重组毕赤酵母的表达
实验概要
本文介绍了重组毕赤酵母目的基因表达的方法及条件,为毕赤酵母表达因素给予指导,但对于任何表达系统,最优化条件因表达蛋白的特征而不同。
实验步骤
1. Mut 胞内或分泌表达:为检测表达条件是否有效,可培养GS115β-gal (Mut )(胞内表达-半乳糖苷酶)。亲代载体转化GS115 或KM71 作为胞内表达背景对照。
1) 挑取单克隆,接种至25mlMGY,BMG或BMGY中,(250ml摇瓶),28-30度,250-300rpm摇至OD600=2-6(对数生长,大约16-18小时)。
2) 室温1500-3000g离心5min,收集细胞,去除上清,用MM,BMM或BMMY重悬细胞至OD600=1.0,进行诱导表达(大约100-200ml)。
3) 在1L摇瓶中加入上述培养物,加盖两层灭菌纱布或干酪包布,放入摇床继续生长。
4) 每24小时,加甲醇至终浓度为0.5%以继续诱导。检查培养基的量,确保正确加入甲醇,因为蒸发作用会减少培养基的体积。
5) 在下列的各个时间点,取1ml培养基至1-5ml离心管。这些样品用于分析表达水平及确定诱导后收集细胞的最佳时间。室温用水平离心机最大转速离心2-3min。时间点:0,6,12,24(1天),36,48(2 天),60,72(3天),84,96(4天)。
6) 分泌表达时,将上清转移至单独管中,将上清及细胞沉淀存于-80度直至开始检测。在液N2或干冰/酒精浴中快速冷冻胞内表达时,去除上清将细胞沉淀存于-80度,直至开始检测。在液N2或干冰/酒精浴中快速冷冻。
7) 用考马斯亮蓝染色SDS-PAGE,western blot 或功能分析方法来分析上清及细胞沉淀的蛋白表达。
2. Muts胞内或分泌表达:可培养GS115 Ablumin (Muts,分泌白蛋白至培养基中)检测培养条件的效率。
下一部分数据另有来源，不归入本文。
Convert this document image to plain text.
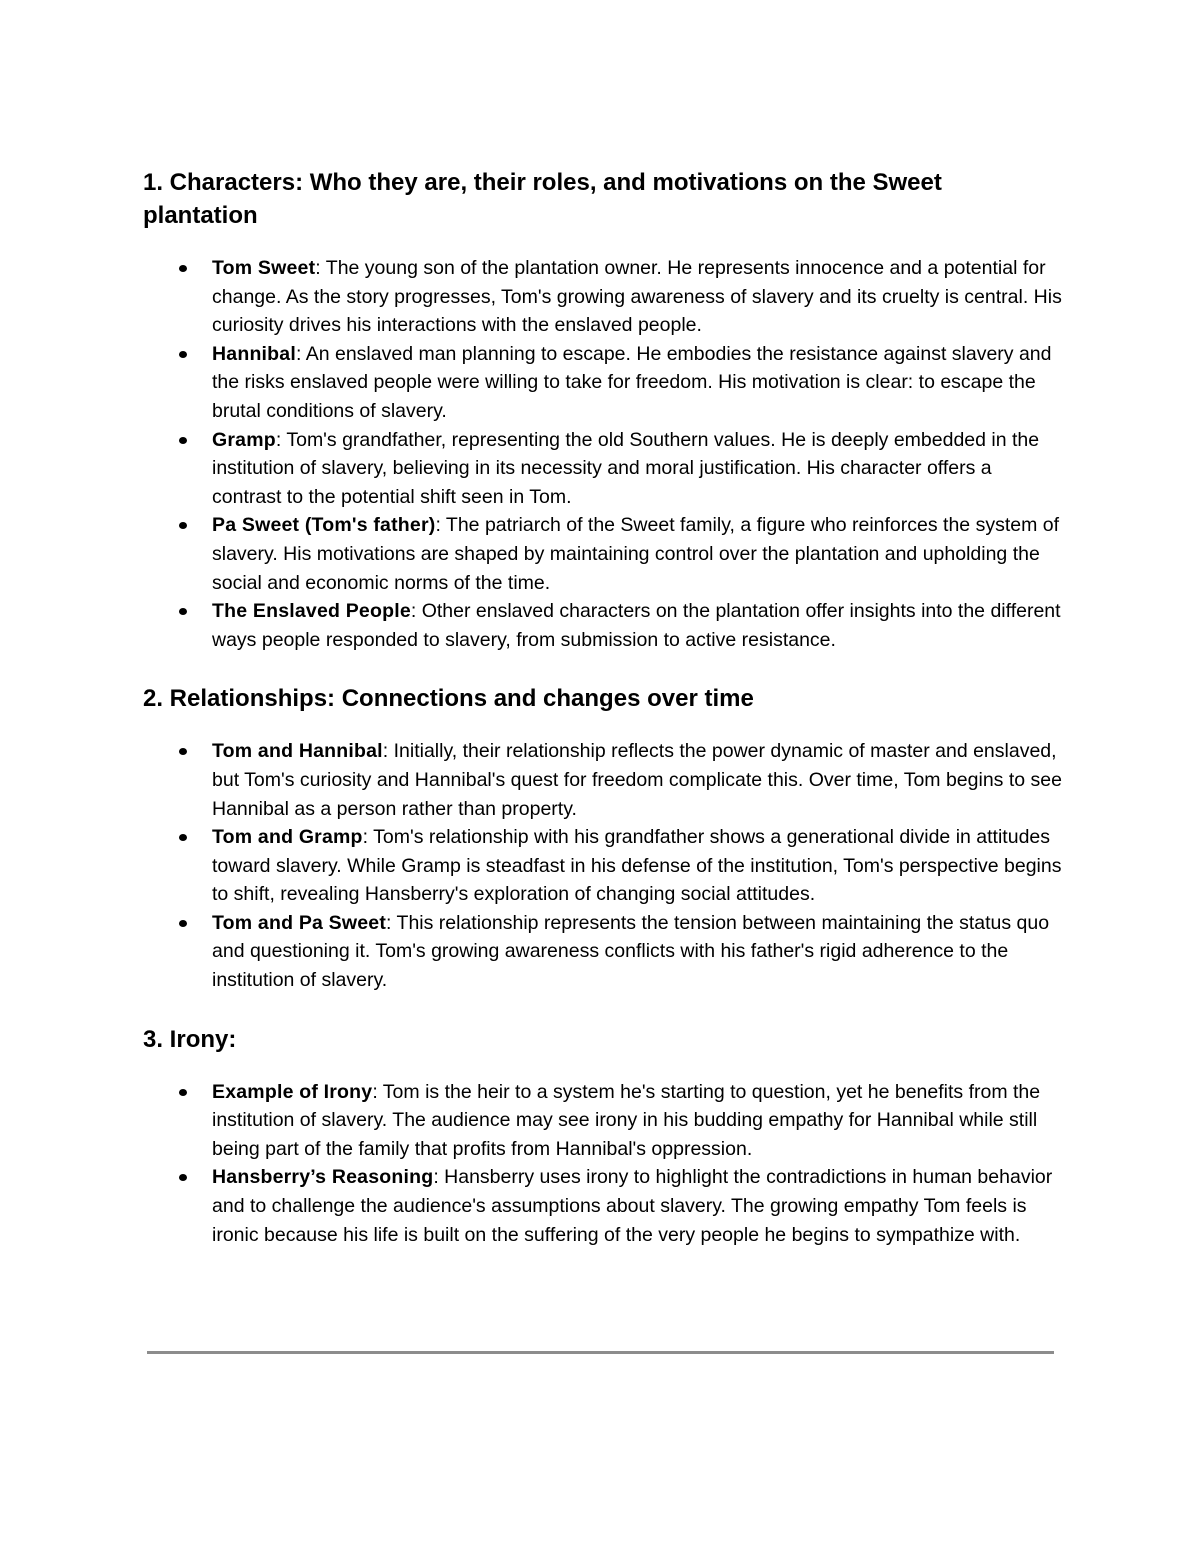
1. Characters: Who they are, their roles, and motivations on the Sweet plantation
Tom Sweet: The young son of the plantation owner. He represents innocence and a potential for change. As the story progresses, Tom's growing awareness of slavery and its cruelty is central. His curiosity drives his interactions with the enslaved people.
Hannibal: An enslaved man planning to escape. He embodies the resistance against slavery and the risks enslaved people were willing to take for freedom. His motivation is clear: to escape the brutal conditions of slavery.
Gramp: Tom's grandfather, representing the old Southern values. He is deeply embedded in the institution of slavery, believing in its necessity and moral justification. His character offers a contrast to the potential shift seen in Tom.
Pa Sweet (Tom's father): The patriarch of the Sweet family, a figure who reinforces the system of slavery. His motivations are shaped by maintaining control over the plantation and upholding the social and economic norms of the time.
The Enslaved People: Other enslaved characters on the plantation offer insights into the different ways people responded to slavery, from submission to active resistance.
2. Relationships: Connections and changes over time
Tom and Hannibal: Initially, their relationship reflects the power dynamic of master and enslaved, but Tom's curiosity and Hannibal's quest for freedom complicate this. Over time, Tom begins to see Hannibal as a person rather than property.
Tom and Gramp: Tom's relationship with his grandfather shows a generational divide in attitudes toward slavery. While Gramp is steadfast in his defense of the institution, Tom's perspective begins to shift, revealing Hansberry's exploration of changing social attitudes.
Tom and Pa Sweet: This relationship represents the tension between maintaining the status quo and questioning it. Tom's growing awareness conflicts with his father's rigid adherence to the institution of slavery.
3. Irony:
Example of Irony: Tom is the heir to a system he's starting to question, yet he benefits from the institution of slavery. The audience may see irony in his budding empathy for Hannibal while still being part of the family that profits from Hannibal's oppression.
Hansberry’s Reasoning: Hansberry uses irony to highlight the contradictions in human behavior and to challenge the audience's assumptions about slavery. The growing empathy Tom feels is ironic because his life is built on the suffering of the very people he begins to sympathize with.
记住要用转化亲本载体的GS115 或KM71 作为胞内表达的背景对照。
1) 挑取单克隆,接种至含100mlMGY,BMG 或BMGY的1L隔板摇瓶中。在摇床中28-30度,250-300rpm生长至OD600=2-6(约16-18小时)。
2) 室温1500-3000g离心5min收集细胞,去除上清,用1/5-1/10原培养基体积的MM,BMM或BMMY 重悬细胞(约10-20ml)。
3) 置于100ml隔板摇瓶中,用2层灭菌纱布或干酪包布盖住瓶口,放入摇床继续培养。
4) 每隔24小时,加入甲醇至终浓度为0.5%以继续诱导。
5) 在下列的各个时间点,取1ml培养基至1-5ml离心管。这些样品用于分析表达水平及确定诱导后收集细胞的最佳时间。室温用水平离心机最大转速离心2-3min。时间点:0,6,12,24(1天),36,48(2 天),60,72(3天),84,96(4天)。
6) 分泌表达时,将上清转移至单独管中,将上清及细胞沉淀存于-80度直至开始检测。在液N2或干冰/酒精浴中快速冷冻胞内表达时,去除上清将细胞沉淀存于-80度,直至开始检测。在液N2或干冰/酒精浴中快速冷冻。
7) 用考马斯亮蓝染色SDS-PAGE,western blot 或功能分析方法来分析上清及细胞沉淀的蛋白表达。
3. SDS-PAGE分析:
任何标准SDS-PAGE 仪器及程序均可用,如12%聚丙烯酰胺凝胶,5%浓缩胶用于分离40-100kDa蛋白。样品准备:需要准备Breaking 缓冲液(P60)及酸洗0.5mm玻璃珠。
细胞洗涤准备:(胞内或分泌表达)
1) 快速融化细胞沉淀,置于冰上。
2) 每1ml样品,加入100ul裂解缓冲液(细胞 上清)。
3) 加入等量的酸洗玻璃珠(0.5mm),通过置换来估算相等体积。
4) 涡旋30s,冰上孵育30s,重复8次。
5) 4度最大转速离心10min,将上清转移至干净的微量离心管中。
6) 取50ul上清(细胞裂解物),加入50ul 2×SDS-PAGE凝胶上样缓冲液(样品buffer)。
7) 煮沸10min,每孔加10-20ul,依胶的厚薄及孔量,决定点样量。剩下样品存于-20 度,用于western blot。细胞裂解物存于-80度用于分析。